Peter Ondera, spokesman for the Interior Ministry, said the police acted within the rules and centered their raids on spots where people linked to the underworld often gather. Ondera called the use of force "mild," adding "no guns were used in any of the cases.'' According to Ondera, during the raids "some people tried to tear off the policemen's masks, or tried to put their hands in the inside pocket of their jackets."
"No one can tell whether a citizen will take out an ID card or a 9 milimeter gun," Ondera said, adding the raids would continue ''until the regional police headquarters considers them unnecessary."
Ondera said that any citizen who is harmed or feels that the police used excessive force - which during such raids "cannot be entirely excluded," - can turn to the authorities. Three complaints alleging excessive force by the police during the raids had been filed by May 10, Ondera said.
Ján Slota, Žilina's mayor and chairman of the Slovak National Party, termed the raids "adequate" given the seriousness of the situation. "I can't imagine how those who now criticize the police would react if the bomb blast hit a group of high school students passing by,'' Slota said. The president of the police corps Jozef Holdoš - nominated to the post by Slota - ordered that special troops, trained in fighting terrorism, be part of the raid forces. Many experts said this was unnecesary.
According to Béla Bugár, a parliamentary deputy with the Hungarian coalition who focuses on fighting organized crime, the raid is indicative of a wider problem infecting the nation's police corps - that of incompetence or being linked to the underworld. "In the region where I live [Dunajská Streda], there have been two police raids in the past ten days, but the mobsters got away before the police hit the place," Bugár said. "Apparently, they had been warned."
"If the [interior] ministry had different leadership, I can imagine Slovakia would put an end to the use of mob-like methods," Bugár continued. "But under the current leadership, which covers up many mistakes, I strongly doubt it."

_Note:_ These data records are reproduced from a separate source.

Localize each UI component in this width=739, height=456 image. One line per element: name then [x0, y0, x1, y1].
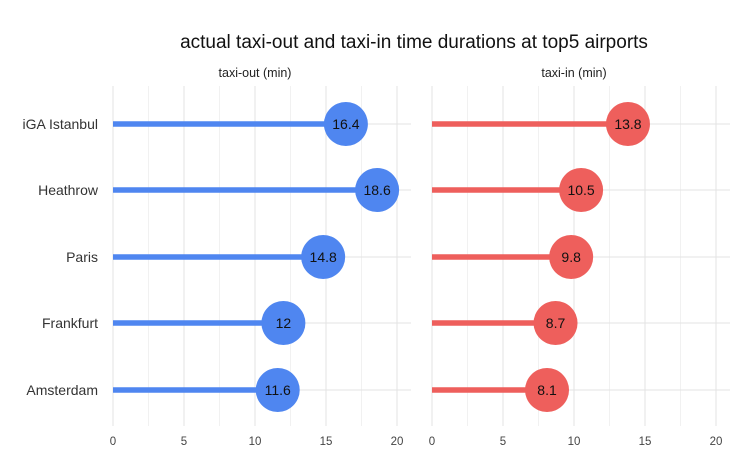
- value-label: 10.5: [567, 182, 594, 198]
- lollipop-point: [605, 102, 650, 146]
- x-tick-label: 5: [500, 436, 506, 448]
- lollipop-point: [559, 168, 604, 212]
- x-tick-label: 0: [110, 436, 116, 448]
- lollipop-point: [301, 235, 346, 279]
- value-label: 13.8: [614, 116, 641, 132]
- value-label: 12: [276, 315, 292, 331]
- x-tick-label: 5: [181, 436, 187, 448]
- lollipop-point: [255, 368, 300, 412]
- x-tick-label: 15: [639, 436, 652, 448]
- value-label: 14.8: [310, 249, 337, 265]
- x-tick-label: 20: [710, 436, 723, 448]
- value-label: 11.6: [265, 382, 291, 398]
- value-label: 9.8: [561, 249, 581, 265]
- lollipop-point: [323, 102, 368, 146]
- x-tick-label: 10: [249, 436, 262, 448]
- chart-title: actual taxi-out and taxi-in time duratio…: [180, 32, 648, 53]
- lollipop-point: [355, 168, 400, 212]
- value-label: 8.7: [546, 315, 566, 331]
- category-label: Frankfurt: [42, 315, 98, 331]
- panel-title-taxi-out: taxi-out (min): [219, 66, 292, 80]
- lollipop-point: [549, 235, 594, 279]
- category-label: Amsterdam: [26, 382, 98, 398]
- x-tick-label: 0: [429, 436, 435, 448]
- lollipop-point: [533, 301, 578, 345]
- value-label: 8.1: [537, 382, 557, 398]
- lollipop-point: [261, 301, 306, 345]
- value-label: 18.6: [363, 182, 390, 198]
- panel-title-taxi-in: taxi-in (min): [541, 66, 606, 80]
- category-label: Heathrow: [38, 182, 99, 198]
- value-label: 16.4: [332, 116, 359, 132]
- x-tick-label: 20: [391, 436, 404, 448]
- x-tick-label: 10: [568, 436, 581, 448]
- x-tick-label: 15: [320, 436, 333, 448]
- category-label: iGA Istanbul: [23, 116, 99, 132]
- category-label: Paris: [66, 249, 98, 265]
- lollipop-point: [525, 368, 570, 412]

Last December, Bugár along with Ladislav Pittner and Ján Langoš, colleagues from other parties opposed to the government, carried out a parliamentary inspection of the interior ministry and discovered ''serious transgressions." However, Interior Minister Gustáv Krajči said that what they found out was classified.
Ondera does not believe the Slovak police is corrupt. "If the gentlemen have proof, they should present it,'' he said.
"We are responsible for security in this state, which is not sufficient, and the same politicians always criticize us for it," the ministry's press spokesman added.
Ondera said that if a policeman orders "hands up" or "against the wall," people must obey immediately and silently.
Pittner, a former interior minister from the opposition Christian Democratic Movement, said Krajči has placed bad advisors around him and he himself has no experience with such work. "If the police's leadership does not stand behind them and does not protect them from political pressure, they do not respect their superiors and the police as a whole ceases to function."
The interior ministry refuted any link between the two murders. But even after two weeks of searching, the police have not found the culprit.